Trato de pensar la autoridad. Hay una autora que es psicoanalista, Alice Miller, que en un libro sobre los daños de la infancia, Salvar tu vida, piensa y recuerda el trabajo de investigación que hizo sobre los principales dictadores de la humanidad. Ella ve que Pol Pot, Idi Amin, Hitler, los rusos fueron víctimas de modelos muy autoritarios en el hogar, mucho abuso físico y verbal, exceso de intemperie. Y que se podrían o se pueden explicar los votos a estos seres autoritarios y fascistas porque uno en su casa ha vivido ese modelo y luego lo ha replicado. Entonces se empieza a sentir “esta es la mano dura que yo reconozco”. Y es peligrosísimo porque hace que países enteros como Alemania permitan el ascenso de un Hitler, o que las extremas derechas vuelvan ahora. Así, cuando el mundo siempre dice nunca más, vuelve a reaparecer todo esto. Entonces yo pienso en esa pequeña estructura de poder que es, por ejemplo, el vínculo. Más pequeño. Una familia, amigos, las relaciones. Y ahí puede haber esta dualidad que estamos viendo. Entonces la guerra siempre empezó de la boca para afuera. Siempre empezó con lenguaje. Lo reconocemos como la primera arma. En ese sentido mis personajes siempre se defienden con lenguaje. No matan, no tiran bombas, no se van lanzando portazos. Entienden, como yo entiendo la vida, que la forma de irte de tu casa es construyendo tu propia narrativa. Haciéndote cargo de tu propia historia.

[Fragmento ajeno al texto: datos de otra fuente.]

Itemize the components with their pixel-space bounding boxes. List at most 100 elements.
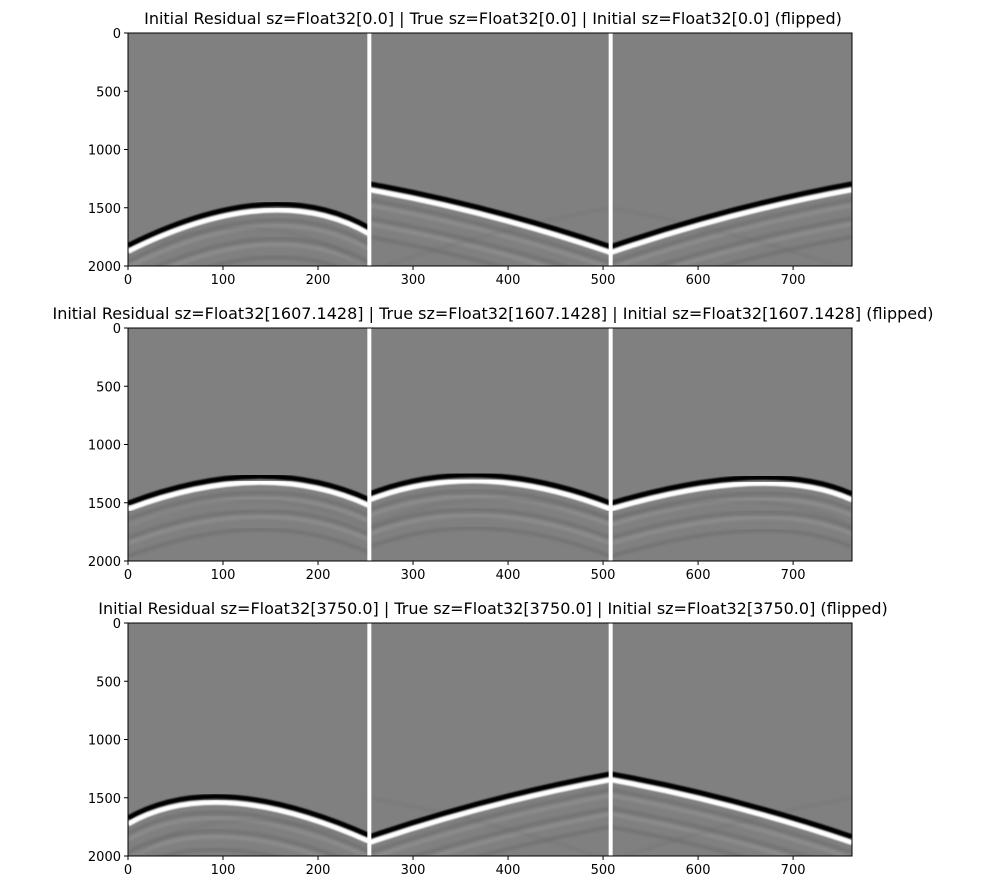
secondary-arrival [431, 812, 611, 856]
secondary-arrival [368, 788, 611, 854]
y-tick-label: 1000 [88, 734, 121, 749]
secondary-arrival [160, 848, 278, 856]
secondary-arrival [369, 217, 568, 266]
panel-3 [609, 474, 852, 558]
secondary-arrival [369, 204, 608, 266]
secondary-arrival [128, 817, 370, 856]
subplot-title: Initial Residual sz=Float32[0.0] | True … [144, 9, 842, 28]
main-arrival-white [368, 187, 612, 256]
x-tick-label: 200 [306, 863, 331, 878]
x-tick-label: 100 [211, 273, 236, 288]
secondary-arrival [610, 812, 790, 856]
secondary-arrival [169, 243, 368, 266]
subplot-1: Initial Residual sz=Float32[0.0] | True … [88, 9, 853, 288]
crossing-arrival [368, 498, 611, 528]
x-tick-label: 600 [686, 863, 711, 878]
main-arrival-black [368, 181, 612, 250]
x-tick-label: 200 [306, 273, 331, 288]
panel-1 [128, 473, 371, 558]
secondary-arrival [128, 811, 370, 853]
main-arrival-white [128, 207, 371, 254]
x-tick-label: 0 [124, 863, 132, 878]
x-tick-label: 300 [401, 568, 426, 583]
secondary-arrival [155, 237, 370, 266]
crossing-arrival [369, 796, 600, 856]
panel-3 [610, 771, 852, 856]
main-arrival-black [368, 472, 612, 506]
x-tick-label: 600 [686, 273, 711, 288]
x-tick-label: 0 [124, 273, 132, 288]
x-tick-label: 700 [781, 568, 806, 583]
main-arrival-black [128, 793, 371, 838]
main-arrival-white [368, 478, 612, 512]
y-tick-label: 0 [113, 322, 121, 337]
x-tick-label: 400 [496, 863, 521, 878]
y-tick-label: 1500 [88, 792, 121, 807]
main-arrival-white [609, 187, 852, 256]
main-arrival-black [128, 473, 371, 506]
secondary-arrival [610, 492, 852, 521]
secondary-arrival [610, 510, 852, 539]
secondary-arrival [653, 217, 852, 266]
secondary-arrival [672, 222, 852, 266]
panel-1 [128, 793, 371, 856]
secondary-arrival [476, 825, 611, 856]
panel-separator [367, 623, 372, 856]
secondary-arrival [372, 794, 611, 856]
secondary-arrival [412, 807, 611, 856]
panel-separator [367, 328, 372, 561]
secondary-arrival [368, 508, 612, 539]
secondary-arrival [368, 495, 612, 526]
panel-separator [608, 328, 613, 561]
x-tick-label: 700 [781, 273, 806, 288]
secondary-arrival [128, 491, 370, 521]
secondary-arrival [128, 515, 370, 545]
secondary-arrival [208, 256, 339, 266]
x-tick-label: 300 [401, 863, 426, 878]
secondary-arrival [128, 224, 370, 266]
x-tick-label: 400 [496, 568, 521, 583]
secondary-arrival [610, 529, 852, 558]
y-tick-label: 0 [113, 617, 121, 632]
panel-3 [609, 181, 852, 266]
main-arrival-white [610, 777, 852, 846]
secondary-arrival [130, 835, 323, 856]
secondary-arrival [610, 807, 809, 856]
panel-2 [368, 181, 612, 266]
heatmap-image [128, 623, 852, 856]
secondary-arrival [369, 235, 504, 266]
subplot-title: Initial Residual sz=Float32[1607.1428] |… [52, 304, 933, 323]
main-arrival-black [128, 201, 371, 248]
crossing-arrival [131, 819, 370, 856]
y-tick-label: 1000 [88, 439, 121, 454]
panel-separator [608, 623, 613, 856]
y-tick-label: 2000 [88, 260, 121, 275]
panel-1 [128, 201, 371, 266]
crossing-arrival [622, 796, 852, 856]
secondary-arrival [610, 516, 852, 545]
main-arrival-black [609, 181, 852, 250]
main-arrival-black [368, 771, 612, 840]
main-arrival-black [609, 474, 852, 506]
y-tick-label: 0 [113, 27, 121, 42]
secondary-arrival [610, 788, 852, 854]
x-tick-label: 500 [591, 273, 616, 288]
secondary-arrival [614, 204, 852, 266]
crossing-arrival [610, 206, 841, 266]
main-arrival-white [128, 799, 371, 844]
x-tick-label: 100 [211, 568, 236, 583]
x-tick-label: 700 [781, 863, 806, 878]
secondary-arrival [368, 527, 612, 558]
secondary-arrival [369, 198, 612, 264]
crossing-arrival [128, 227, 366, 266]
panel-2 [368, 472, 612, 558]
main-arrival-white [609, 480, 852, 512]
y-tick-label: 1500 [88, 202, 121, 217]
subplot-3: Initial Residual sz=Float32[3750.0] | Tr… [88, 599, 888, 878]
subplot-title: Initial Residual sz=Float32[3750.0] | Tr… [98, 599, 887, 618]
heatmap-image [128, 328, 852, 561]
y-tick-label: 500 [96, 85, 121, 100]
crossing-arrival [610, 500, 852, 528]
panel-separator [367, 33, 372, 266]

Dentro del panorama de la narrativa peruana, ¿cómo ubicás lo que escribís? ¿Sentís afinidades? ¿Rupturas?

En Perú siento que lo que las autoras escriben es muy diferente a lo que los autores están pensando. Hay como una separación de preocupaciones. Aún se sigue rindiendo un homenaje en la escritura de los varones a Vargas Llosa, como buscando ahí una herencia, una continuidad y una mirada. Y hay otras escrituras que a mí me parecen interesantes también porque rompen con la tradición. Rompen, por ejemplo, con la tradición realista, escribiendo fantástico. O rompen con una forma de escribir que era nuestro modelo. Y una escritura también muy limeña. Ahora hay editoriales independientes, autores y autoras de otras provincias que no son Lima, que están pensando diferente. Están pensando la sierra, están pensando la selva, están pensando las migraciones forzosas a la ciudad, desde el campo. Esas escrituras me interesan. Yo me siento muy afín, por ejemplo, a Victoria Guerrero, que es una poeta, muy afín a Gabriela Wiener, a Claudio Ulloa Donoso, a Ulises Gutiérrez, a Fiorella Moreno, a Miluska Benavides, autores jóvenes o algunos más antiguos, más viejitos, pero que van pensando mucho en el lenguaje.

Leés bastante poesía, ¿no?

Trato, mira, trato. Sí, me gusta leer poesía. No podemos escribir bien si no leemos poesía. Pero hay un problema, porque la poesía se engolosina con la imagen. No está llamada a resolver una secuencia, sino a gozar el remolino de su propio ensimismamiento. En cambio, en narrativa, el texto tiene que ir hacia su final. Pero la poesía te da lenguaje, te da verso, te da estructura, te da imagen, y te da flor, te da un paisaje de flor, ¿no? Como que nutre el campo de tu escritura. Eso me vuelve loca de la poesía. Y especialmente José Watanabe. Murió joven todavía, pero parece un viejo muy sabio, como que nunca fue niño, y sin embargo es muy niño en su escritura. Y él me enseñó a mí el silencio, la mirada piadosa sobre los animales, y la mirada compasiva sobre los cuerpos débiles, los cuerpos que sufren de enfermedad. Blanca Varela, por supuesto, muy canónica, me encanta, pero el que me hace un efecto en el alma de ponerme a escribir y de desear mirar así es Watanabe.

Quiénes somos ahora, de Katya Adaui. 224 páginas. Random House, 2024.